Natürlich sei sein Vater nervös und gleichzeitig aber auch stolz gewesen, als sein Sohn seinen Trick machen wollte. Wie er sich fühlen würde, wenn sein eigener Sohn eines Tages auch hoch oben am Trapez arbeiten wolle? „Ich möchte lieber, dass er ordentlich lernt und Sport macht“, sagt der junge Vater – sein Sohn Alan ist erst sieben Monate alt. Die Verantwortung, die Alegria für seine Familie hat, ist dem gebürtigen Mexikaner bewusst. Natürlich sei er vor jedem Auftritt aufgeregt. „Wenn ich das nicht wäre, hätte ich den Respekt vor der Nummer verloren, wäre vielleicht zu lässig und unkonzentriert“, schätzt er – und dann könne es zu einem Unfall kommen. Die Nummer verzeiht keine Nachlässigkeit.
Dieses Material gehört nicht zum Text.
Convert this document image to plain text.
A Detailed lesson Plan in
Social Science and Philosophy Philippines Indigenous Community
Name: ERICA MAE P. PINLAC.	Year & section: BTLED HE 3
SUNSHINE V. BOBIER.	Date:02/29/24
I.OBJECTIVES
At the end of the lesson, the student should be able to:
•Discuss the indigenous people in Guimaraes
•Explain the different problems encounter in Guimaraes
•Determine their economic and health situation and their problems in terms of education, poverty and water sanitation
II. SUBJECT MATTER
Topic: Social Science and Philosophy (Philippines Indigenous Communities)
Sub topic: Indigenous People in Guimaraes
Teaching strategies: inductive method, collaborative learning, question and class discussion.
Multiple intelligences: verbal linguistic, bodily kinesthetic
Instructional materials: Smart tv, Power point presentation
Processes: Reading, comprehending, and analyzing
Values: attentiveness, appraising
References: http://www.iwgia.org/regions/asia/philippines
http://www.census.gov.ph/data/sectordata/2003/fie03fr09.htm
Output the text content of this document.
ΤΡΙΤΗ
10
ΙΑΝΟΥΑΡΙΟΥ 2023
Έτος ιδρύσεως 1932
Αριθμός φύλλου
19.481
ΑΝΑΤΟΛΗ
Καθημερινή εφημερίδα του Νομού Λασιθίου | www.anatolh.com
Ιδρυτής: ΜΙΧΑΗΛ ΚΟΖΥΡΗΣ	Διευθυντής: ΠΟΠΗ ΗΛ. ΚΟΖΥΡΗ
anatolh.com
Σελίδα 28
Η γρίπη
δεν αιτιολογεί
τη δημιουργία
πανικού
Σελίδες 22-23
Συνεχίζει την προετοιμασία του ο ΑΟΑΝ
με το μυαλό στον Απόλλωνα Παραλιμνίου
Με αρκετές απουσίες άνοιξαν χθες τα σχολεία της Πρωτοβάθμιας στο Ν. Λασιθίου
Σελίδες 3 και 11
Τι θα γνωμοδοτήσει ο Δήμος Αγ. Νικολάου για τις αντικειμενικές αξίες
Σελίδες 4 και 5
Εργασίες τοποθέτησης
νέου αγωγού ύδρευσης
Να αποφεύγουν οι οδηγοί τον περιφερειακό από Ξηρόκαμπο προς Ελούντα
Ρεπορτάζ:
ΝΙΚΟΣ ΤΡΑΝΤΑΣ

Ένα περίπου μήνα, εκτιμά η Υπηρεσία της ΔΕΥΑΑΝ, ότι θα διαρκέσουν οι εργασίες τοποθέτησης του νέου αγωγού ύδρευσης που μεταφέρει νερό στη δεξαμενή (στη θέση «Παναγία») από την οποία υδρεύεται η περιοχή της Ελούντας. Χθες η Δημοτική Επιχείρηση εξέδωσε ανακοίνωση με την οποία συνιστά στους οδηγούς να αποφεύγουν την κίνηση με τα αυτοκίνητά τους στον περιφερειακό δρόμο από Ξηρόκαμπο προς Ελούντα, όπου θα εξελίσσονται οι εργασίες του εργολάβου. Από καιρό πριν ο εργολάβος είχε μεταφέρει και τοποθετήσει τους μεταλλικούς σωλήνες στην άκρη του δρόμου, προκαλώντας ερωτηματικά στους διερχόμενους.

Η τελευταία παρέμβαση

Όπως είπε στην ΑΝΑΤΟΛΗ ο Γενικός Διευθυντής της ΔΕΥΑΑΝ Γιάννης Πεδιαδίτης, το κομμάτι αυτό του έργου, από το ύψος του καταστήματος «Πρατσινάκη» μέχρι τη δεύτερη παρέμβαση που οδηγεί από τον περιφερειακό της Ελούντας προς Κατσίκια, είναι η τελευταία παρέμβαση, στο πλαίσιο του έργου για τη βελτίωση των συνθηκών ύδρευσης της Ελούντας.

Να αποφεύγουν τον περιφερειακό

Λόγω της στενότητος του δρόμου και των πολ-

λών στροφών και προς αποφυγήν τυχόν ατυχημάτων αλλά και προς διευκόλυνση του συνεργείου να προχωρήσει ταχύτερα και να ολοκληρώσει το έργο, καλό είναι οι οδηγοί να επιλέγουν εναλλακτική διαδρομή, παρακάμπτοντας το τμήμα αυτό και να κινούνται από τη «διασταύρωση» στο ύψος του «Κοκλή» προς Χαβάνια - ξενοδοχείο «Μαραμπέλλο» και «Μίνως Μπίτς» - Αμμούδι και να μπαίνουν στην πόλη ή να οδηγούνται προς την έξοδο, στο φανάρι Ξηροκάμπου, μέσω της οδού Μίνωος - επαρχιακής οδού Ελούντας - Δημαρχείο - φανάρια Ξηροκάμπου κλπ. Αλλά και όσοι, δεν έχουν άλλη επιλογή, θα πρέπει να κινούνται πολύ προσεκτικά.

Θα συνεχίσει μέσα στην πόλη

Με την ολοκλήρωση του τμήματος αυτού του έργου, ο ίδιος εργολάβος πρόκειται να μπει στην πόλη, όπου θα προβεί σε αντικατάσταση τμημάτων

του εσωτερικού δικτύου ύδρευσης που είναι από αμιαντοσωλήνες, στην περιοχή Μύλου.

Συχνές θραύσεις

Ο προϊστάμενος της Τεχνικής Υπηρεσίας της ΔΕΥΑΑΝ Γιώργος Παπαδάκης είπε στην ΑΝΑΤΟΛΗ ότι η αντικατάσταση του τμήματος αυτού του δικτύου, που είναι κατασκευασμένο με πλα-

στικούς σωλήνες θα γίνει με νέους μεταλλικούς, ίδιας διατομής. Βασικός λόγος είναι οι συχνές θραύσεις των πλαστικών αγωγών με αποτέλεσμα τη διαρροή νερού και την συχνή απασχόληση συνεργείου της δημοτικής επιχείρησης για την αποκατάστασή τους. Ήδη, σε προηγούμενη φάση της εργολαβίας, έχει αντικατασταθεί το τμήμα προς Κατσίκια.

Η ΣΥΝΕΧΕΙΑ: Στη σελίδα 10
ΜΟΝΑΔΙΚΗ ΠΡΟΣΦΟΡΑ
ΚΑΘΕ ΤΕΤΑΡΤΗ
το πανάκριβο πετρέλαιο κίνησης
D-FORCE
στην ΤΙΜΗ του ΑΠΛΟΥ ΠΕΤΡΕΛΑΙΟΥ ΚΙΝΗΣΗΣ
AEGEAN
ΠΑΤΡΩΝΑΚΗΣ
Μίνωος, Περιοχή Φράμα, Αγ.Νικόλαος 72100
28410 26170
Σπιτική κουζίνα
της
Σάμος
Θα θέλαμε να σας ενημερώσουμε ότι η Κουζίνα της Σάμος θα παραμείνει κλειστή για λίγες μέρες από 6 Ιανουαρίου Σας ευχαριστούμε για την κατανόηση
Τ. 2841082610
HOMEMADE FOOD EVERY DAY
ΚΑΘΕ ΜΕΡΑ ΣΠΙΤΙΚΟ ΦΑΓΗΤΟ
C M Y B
„Ich habe Fallen gelernt“, sagt Alegria. Aber er meint mit „fallen“ nicht den Absturz aus 15 Metern auf den Boden. Er meint damit, in Bruchteilen von Sekunden nach dem Trapez zu greifen. Natürlich habe er zu Anfang mit Sicherungen geübt. Aber das Sicherungsseil im Rücken habe ihn in den Bewegungen eingeschränkt. Zudem agiere er vorsichtiger und überlegter ohne Sicherungskabel. Er sei aufmerksamer. Und noch etwas ist unabdingbar: Körperbeherrschung.

Alain Alegria trainiert täglich: Herz-Kreislauf-Training, Gewichte. Er kennt die unterschiedlichsten Fitness-Studios. Je nachdem, wo Flic Flac gerade gastiert, trainiert er. Einmal in der Woche probt er zusätzlich zur Show seine Nummer durch. Wie ein Tänzer muss er jede einzelne Bewegung parat haben. Jede noch so kleine Abweichung davon verändert die Schwingung am Trapez. Das ist schon auf halber Höhe zu spüren.

Auf dem Trapez stehend kann man fast über den schwarzen Vorhang schauen, hinter dem die Künstler am Abend hervortreten. Es ist die Höhe, in der die Hochseilartisten ebenfalls ohne Sicherung eine menschliche Pyramide bauen. Derjenige, der ganz obenauf steht, ist noch vier Meter höher. Ruhig atmen. Nicht nach unten sehen. Die Stahlseile nicht zum Schwingen bringen. Konzentrieren. Es ist alles eine Kopfsache – und bei den Artisten wie bei Alain Alegria eine gehörige Portion Können. Das Risiko ist ihnen bewusst.